Zakres finansowego zaangażowania firm jest trudny
do oszacowania, bo pieniądze pochodzą z różnych źródeł.
Część projektów i przekazywanych darowizn finansują
fundacje korporacyjne, a część dotacji pochodzi bezpośrednio z budżetów firmowych.

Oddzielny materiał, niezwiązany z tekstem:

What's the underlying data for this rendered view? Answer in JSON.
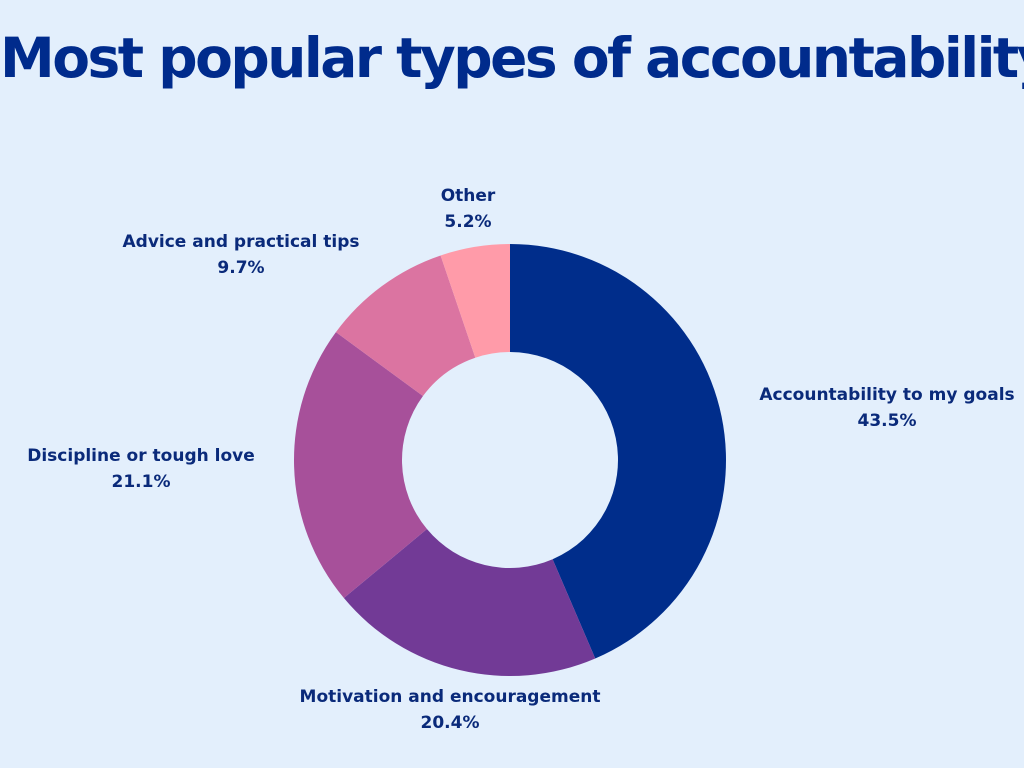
{
  "title": "Most popular types of accountability",
  "chart_data": {
    "type": "pie",
    "variant": "donut",
    "title": "Most popular types of accountability",
    "start": "12 o'clock, clockwise",
    "slices": [
      {
        "label": "Accountability to my goals",
        "value": 43.5,
        "value_label": "43.5%",
        "color": "#002D8B"
      },
      {
        "label": "Motivation and encouragement",
        "value": 20.4,
        "value_label": "20.4%",
        "color": "#723A96"
      },
      {
        "label": "Discipline or tough love",
        "value": 21.1,
        "value_label": "21.1%",
        "color": "#A7509A"
      },
      {
        "label": "Advice and practical tips",
        "value": 9.7,
        "value_label": "9.7%",
        "color": "#DB74A1"
      },
      {
        "label": "Other",
        "value": 5.2,
        "value_label": "5.2%",
        "color": "#FF9BA9"
      }
    ]
  }
}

Według badania Fundacje
korporacyjne w Polsce 2012, zrealizowanego przez Forum
Darczyńców, łączne roczne budżety 55 przeanalizowanych
fundacji, przeznaczone na statutowe wspieranie i pomaganie, wyniosły 130–140 mln zł. 20 proc. takich organizacji,
które powstały przed 2012 r., w roku 2011 miało do dyspozycji ponad 5 mln zł, a 35 proc. od 1 do 5 mln zł. Budżet
sektora fundacji korporacyjnych w blisko 60 proc. pochodzi
ze środków firm założycielskich, a w 40 z innych źródeł,
publicznych zbiórek czy donacji innych partnerów.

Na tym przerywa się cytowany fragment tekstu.